A person who picked up the phone at the Belair but refused to give his name said that rent is generally collected on the first of the month for month-to-month renters. Management could not be reached by the time of publication.
The Belair's connection to Chicago's LGBT community is deep, if not for its location near Lakeview than for one famous former tenant. For 18 years, room 317 was home of Jon-Henri Damski, the celebrated LGBT journalist who was instrumental in passing the city's human-rights ordinance in 1988.
Both hotels, Cannon said, are home to people her organization has served for years.
Cannon said that at least five of her clients remained in the Sheffield hotel. She criticized its immediate closing as "inexcusable and shameful."
"Can you imagine if this was the winter? There would have been deaths," she said. "This is affecting the gay community and the AIDS community."
Evictions in both buildings could take as long as two months. Landlords cannot forcibly remove tenants, lock them out, stop providing utilities or remove their belongings without filing and winning evictions in court. In those cases it is up to police, not landlords, to remove tenants.
Jennifer Ritter, executive director of Lakeview Action Coalition (LAC), which has been fighting to preserve SROs, said that the closures could lead to homelessness for many residents.
While rent for SROs can sometimes match those of market-rate apartments, many who live in SROs cannot afford security deposits on apartments or have been rejected by potential landlords for bad credit or criminal records, said Ritter.
"These folks have jobs," she said. "There's just something that makes it hard for them to get through this incredibly tight housing market."
SROs have been disappearing over the past few decades. Originally conceived for temporary Chicago workers in the late 1800s, SRO hotels in Chicago have often suffered from bad reputations and lack of adequate management. As such, their demise has been expedited by political pressure.
"There are some rough criminal issues at some of these SROs," said Lawson, adding that if the alderman supported SRO housing it would not be in current terms. "We've had some safety issues," he said. Among them, Lawson said were crimes, drugs and prostitution.
Lawson said that his office was interested in "more stable" affordable housing in the ward, including government-subsidized buildings where occupants pay 30 percent of their incomes in rent.

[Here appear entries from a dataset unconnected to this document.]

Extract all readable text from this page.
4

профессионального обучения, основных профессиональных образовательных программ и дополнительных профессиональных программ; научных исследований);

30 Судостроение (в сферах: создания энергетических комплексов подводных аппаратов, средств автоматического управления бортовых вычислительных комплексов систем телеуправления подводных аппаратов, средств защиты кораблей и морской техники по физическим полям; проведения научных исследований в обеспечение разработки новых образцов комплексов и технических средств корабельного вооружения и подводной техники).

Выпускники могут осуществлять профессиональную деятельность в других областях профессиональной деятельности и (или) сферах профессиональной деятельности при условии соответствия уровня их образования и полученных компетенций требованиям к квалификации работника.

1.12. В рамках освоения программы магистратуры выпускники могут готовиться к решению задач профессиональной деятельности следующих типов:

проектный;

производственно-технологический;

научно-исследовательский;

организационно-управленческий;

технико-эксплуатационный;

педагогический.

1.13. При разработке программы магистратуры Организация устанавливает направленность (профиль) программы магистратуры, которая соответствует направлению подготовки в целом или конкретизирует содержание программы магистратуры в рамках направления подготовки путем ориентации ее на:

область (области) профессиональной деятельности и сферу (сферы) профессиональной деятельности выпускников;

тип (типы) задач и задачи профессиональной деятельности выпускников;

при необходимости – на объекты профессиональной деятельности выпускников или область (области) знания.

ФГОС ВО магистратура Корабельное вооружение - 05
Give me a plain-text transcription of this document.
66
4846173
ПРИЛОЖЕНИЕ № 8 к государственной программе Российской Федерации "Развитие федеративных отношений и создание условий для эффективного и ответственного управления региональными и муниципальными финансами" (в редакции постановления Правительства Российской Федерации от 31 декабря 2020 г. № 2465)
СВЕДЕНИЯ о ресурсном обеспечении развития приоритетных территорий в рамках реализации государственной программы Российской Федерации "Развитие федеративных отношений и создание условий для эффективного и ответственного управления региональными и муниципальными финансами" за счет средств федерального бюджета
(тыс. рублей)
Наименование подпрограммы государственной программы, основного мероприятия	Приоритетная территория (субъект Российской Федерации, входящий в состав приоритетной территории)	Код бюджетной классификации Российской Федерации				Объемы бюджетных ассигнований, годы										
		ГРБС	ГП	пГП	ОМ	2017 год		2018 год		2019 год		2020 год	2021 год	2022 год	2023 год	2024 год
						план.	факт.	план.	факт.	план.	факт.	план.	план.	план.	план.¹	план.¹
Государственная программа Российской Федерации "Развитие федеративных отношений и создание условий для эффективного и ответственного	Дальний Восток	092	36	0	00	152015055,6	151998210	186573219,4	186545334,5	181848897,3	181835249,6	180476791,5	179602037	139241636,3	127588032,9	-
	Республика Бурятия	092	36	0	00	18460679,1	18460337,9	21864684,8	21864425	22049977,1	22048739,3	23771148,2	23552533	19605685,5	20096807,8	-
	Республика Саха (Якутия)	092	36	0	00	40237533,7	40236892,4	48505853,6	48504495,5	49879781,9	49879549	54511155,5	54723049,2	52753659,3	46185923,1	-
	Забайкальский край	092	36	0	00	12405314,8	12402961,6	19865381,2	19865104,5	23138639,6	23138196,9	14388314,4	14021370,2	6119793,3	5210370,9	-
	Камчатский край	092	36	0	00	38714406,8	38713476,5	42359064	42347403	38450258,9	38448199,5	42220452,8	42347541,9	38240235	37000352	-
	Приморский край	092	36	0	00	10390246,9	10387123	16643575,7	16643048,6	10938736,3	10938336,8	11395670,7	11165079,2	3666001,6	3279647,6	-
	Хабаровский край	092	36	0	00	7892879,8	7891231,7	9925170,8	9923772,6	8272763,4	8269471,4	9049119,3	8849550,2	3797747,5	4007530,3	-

Still he said, figuring out where to immediately house people who have been displaced by the two recent SRO closings, presents a challenge. Lawson informed LAC of the Belair closing and asked the organization to help residents find new housing.
"It's hard to do in Lakeview," he said.
For now, LAC might aim pressure new managers at the Sheffield to shell out money for security deposits and first month's rent. That way, she said, people who can't afford the deposits will be able to relocate. That however, may not fix situations for all.
Some who stay at SROs live in shelters half of the month, saving enough money for an SRO room to sleep in for the other half, Ritter said.
Cannon said that other local groups were mobilizing to help SRO residents cope. She remained hopeful that her client who spent the weekend in the hospital would recover.
"This guy's had more comebacks than Liz Taylor," she said. "He'll survive."